Members of the Youth Group in New England Botanic Garden at Tower Hill’s Orangerie. (Photo by WRAP)
Imagine living in place with limited possibilities, where poverty and hardship are constant. Relocating to a land of opportunity on the other side of the world inspires hope, but also presents challenges. Almost everything you see is different. How would you balance your old life with the new?
In recent months, a partnership has sprouted between a group of Burmese refugees and staff at New England Botanic Garden at Tower Hill. For members of the Worcester Refugee Assistance Project‘s youth and children’s groups, spending time at the Boylston nonprofit, where the goal is to connect people with plants, helps ease the transition of relocating to a new country.
“Here at New England Botanic Garden at Tower Hill, we recognize the value plants can bring to people’s lives,” said New England Botanic Garden at Tower Hill CEO Grace Elton. “Gardens can improve mental and physical health, while providing joy and a sense of community. And it’s important for cultural institutions like ours to reach out to underserved populations and make sure they know that they are welcome here, so we all can enjoy the benefits of nature.”
Artist Hay Reh paints the hope young refugees can feel coming to the United States.
These young people – roughly three dozen from ages 5 to 19 – grew up in rural settings where the struggle to find daily sustenance resulted in strong connections with nature. Burma has suffered from civil conflict since the 1960s, causing members of oppressed ethnic minority groups to flee to refugee camps in Thailand. Today more than 200 Burmese families have relocated to Worcester, home to the most refugees in Massachusetts. For these families, the urban environment of an American city like Worcester is worlds apart from their previous homes in Burma and Thailand.
Once in America, artist Hay Reh shows the difficulties combining thoughts of the past and the present.
Kirsten Swartz, New England Botanic Garden at Tower Hill’s exhibitions and events coordinator, learned about refugee resettlement while working at another museum. Upon her arrival to New England Botanic Garden at Tower Hill in 2016, she began reaching out to groups in Worcester that support regional refugees, asking if there was anything a botanical garden could do to help.

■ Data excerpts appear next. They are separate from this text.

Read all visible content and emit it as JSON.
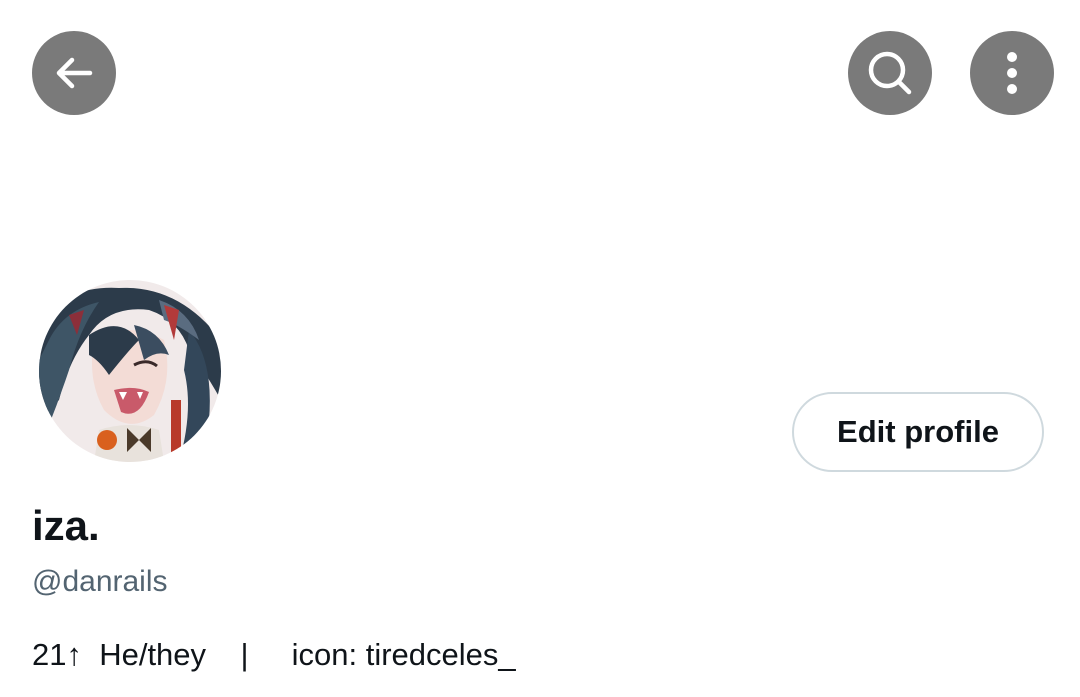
{
  "header": {
    "back_icon": "arrow-left-icon",
    "search_icon": "search-icon",
    "more_icon": "more-vertical-icon",
    "button_color": "#7a7a7a"
  },
  "profile": {
    "display_name": "iza.",
    "handle": "@danrails",
    "bio": "21↑  He/they    |     icon: tiredceles_",
    "edit_button_label": "Edit profile"
  },
  "colors": {
    "primary_text": "#0f1419",
    "secondary_text": "#536471",
    "button_border": "#cfd9de"
  }
}
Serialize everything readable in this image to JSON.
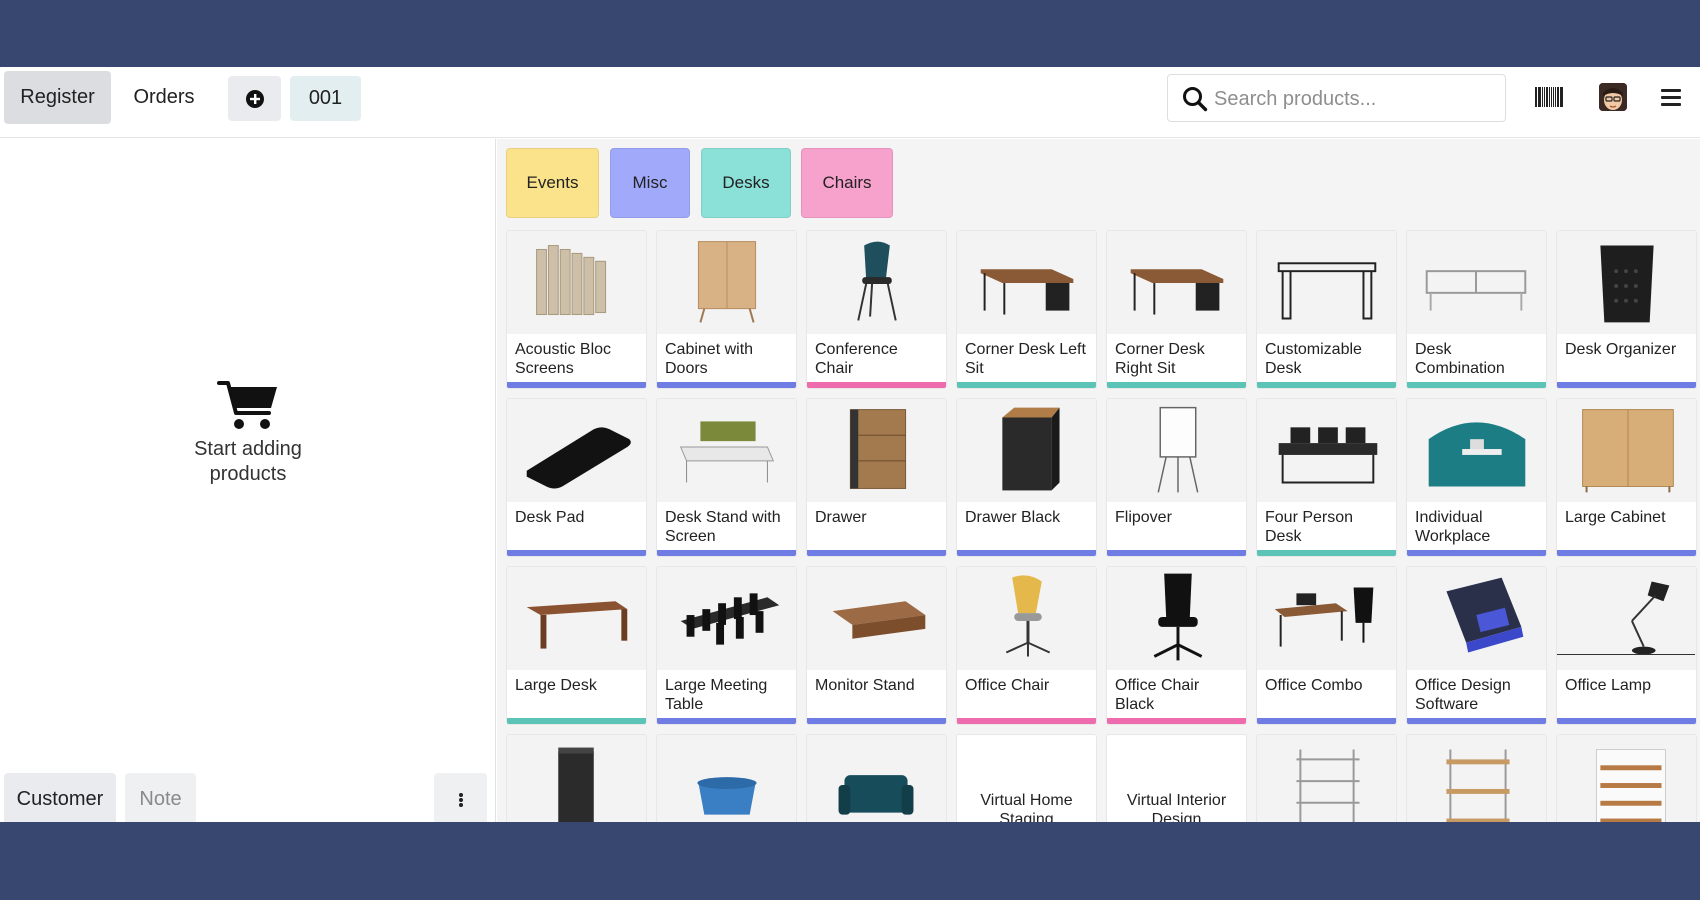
{
  "header": {
    "register_label": "Register",
    "orders_label": "Orders",
    "new_order_icon": "plus-circle-icon",
    "order_number": "001",
    "search_placeholder": "Search products...",
    "barcode_icon": "barcode-icon",
    "menu_icon": "hamburger-menu-icon"
  },
  "cart": {
    "empty_icon": "shopping-cart-icon",
    "empty_text": "Start adding products",
    "customer_label": "Customer",
    "note_label": "Note",
    "more_icon": "vertical-dots-icon"
  },
  "categories": [
    {
      "label": "Events",
      "color": "#fbe38b"
    },
    {
      "label": "Misc",
      "color": "#a1a9fb"
    },
    {
      "label": "Desks",
      "color": "#8be0d7"
    },
    {
      "label": "Chairs",
      "color": "#f7a1cd"
    }
  ],
  "colors": {
    "misc_bar": "#6f7ce3",
    "desks_bar": "#5bc4b6",
    "chairs_bar": "#ee6bae",
    "background": "#384770"
  },
  "products": [
    {
      "name": "Acoustic Bloc Screens",
      "category": "Misc",
      "icon": "screens"
    },
    {
      "name": "Cabinet with Doors",
      "category": "Misc",
      "icon": "cabinet"
    },
    {
      "name": "Conference Chair",
      "category": "Chairs",
      "icon": "chair"
    },
    {
      "name": "Corner Desk Left Sit",
      "category": "Desks",
      "icon": "corner-desk"
    },
    {
      "name": "Corner Desk Right Sit",
      "category": "Desks",
      "icon": "corner-desk"
    },
    {
      "name": "Customizable Desk",
      "category": "Desks",
      "icon": "desk"
    },
    {
      "name": "Desk Combination",
      "category": "Desks",
      "icon": "desk-combo"
    },
    {
      "name": "Desk Organizer",
      "category": "Misc",
      "icon": "organizer"
    },
    {
      "name": "Desk Pad",
      "category": "Misc",
      "icon": "desk-pad"
    },
    {
      "name": "Desk Stand with Screen",
      "category": "Misc",
      "icon": "desk-stand"
    },
    {
      "name": "Drawer",
      "category": "Misc",
      "icon": "drawer"
    },
    {
      "name": "Drawer Black",
      "category": "Misc",
      "icon": "drawer-black"
    },
    {
      "name": "Flipover",
      "category": "Misc",
      "icon": "flipover"
    },
    {
      "name": "Four Person Desk",
      "category": "Desks",
      "icon": "four-desk"
    },
    {
      "name": "Individual Workplace",
      "category": "Misc",
      "icon": "workplace"
    },
    {
      "name": "Large Cabinet",
      "category": "Misc",
      "icon": "large-cabinet"
    },
    {
      "name": "Large Desk",
      "category": "Desks",
      "icon": "large-desk"
    },
    {
      "name": "Large Meeting Table",
      "category": "Misc",
      "icon": "meeting-table"
    },
    {
      "name": "Monitor Stand",
      "category": "Misc",
      "icon": "monitor-stand"
    },
    {
      "name": "Office Chair",
      "category": "Chairs",
      "icon": "office-chair"
    },
    {
      "name": "Office Chair Black",
      "category": "Chairs",
      "icon": "office-chair-black"
    },
    {
      "name": "Office Combo",
      "category": "Misc",
      "icon": "office-combo"
    },
    {
      "name": "Office Design Software",
      "category": "Misc",
      "icon": "software-box"
    },
    {
      "name": "Office Lamp",
      "category": "Misc",
      "icon": "lamp"
    },
    {
      "name": "",
      "category": "",
      "icon": "bin"
    },
    {
      "name": "",
      "category": "",
      "icon": "basket"
    },
    {
      "name": "",
      "category": "",
      "icon": "sofa"
    },
    {
      "name": "Virtual Home Staging",
      "category": "",
      "icon": "none"
    },
    {
      "name": "Virtual Interior Design",
      "category": "",
      "icon": "none"
    },
    {
      "name": "",
      "category": "",
      "icon": "shelf"
    },
    {
      "name": "",
      "category": "",
      "icon": "shelf-wood"
    },
    {
      "name": "",
      "category": "",
      "icon": "shelf-white"
    }
  ]
}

Swartz connected with the Worcester Refugee Assistance Project through the University of Massachusetts Medical School in Worcester, where students founded a youth group and children’s group in an effort to support and better understand the needs of refugees new to this country. Together with Alice Puccio, New England Botanic Garden at Tower Hill’s school, youth and family programs manager, they organized a pilot program exploring art, horticulture, and cooking at bucolic New England Botanic Garden at Tower Hill, just eight miles from the downtown medical school.
The early results were encouraging and exciting.
Members of the Children’s Group prepare to plant seeds with New England Botanic Garden at Tower Hill’s Alice Puccio.
“Museums are social spaces where these young people can experience low pressure and real world experiences, which helps with language and learning regional customs,” said Swartz. “Because we’re at a garden, surrounded by woods, they can reconnect with nature since it was such an important part of their lives before they arrived here.”
Some of the older youth are in lower grades in Worcester because their language skills are still catching up, but at New England Botanic Garden at Tower Hill there’s common ground between all ages as they explore the gardens, walk the trails, and take in the distinctly New England views. Over several visits they drew the unusual plants they found, studied the gardens and the landscape, and at their final class they learned new cooking skills while being shadowed by the Telegram & Gazette for an article.
“This is like so pretty, and cool, and awesome, and dope,” Noraishah Yusuf, 20, told the reporter. “That’s why youth group is awesome. They get me to see everything that is new to me.”
The Youth Group prepares a meal at New England Botanic Garden at Tower Hill with volunteers from UMass Medical School. (Photo by WRAP)
So many shared human experiences and traditions center on plants, food, and art. These areas of common ground help to overcome the effects of cultural or language barriers.
Hay Reh, a 22-year-old member of the Youth Group, is a prolific artist, putting brush to canvas. His paintings, now on display in the Reception Area of New England Botanic Garden at Tower Hill, convey complex nostalgia for life in Burma and refugee camps in Thailand, layered with a sense of hope in the promise and reality of his new life in America. Hay Reh expresses these emotions through the lens of changing landscapes, rural and urban, some real, imagined, and remembered.
Hey Reh’s art is on exhibit now at New England Botanic Garden at Tower Hill.
The Worcester Refugee Assistance Project helps young refugees transition to a self-reliant life here in the United States, supporting their education, fostering special talents like Reh’s, and connecting them to cultural institutions like New England Botanic Garden at Tower Hill.
Swartz has high hopes for the collaboration.
“There is so much we can do to help,” she said while admiring Reh’s artwork. “Here at New England Botanic Garden at Tower Hill we’re in the perfect place to reach out.”
A Burmese village by artist Hay Reh, 22, depicts life before coming to America.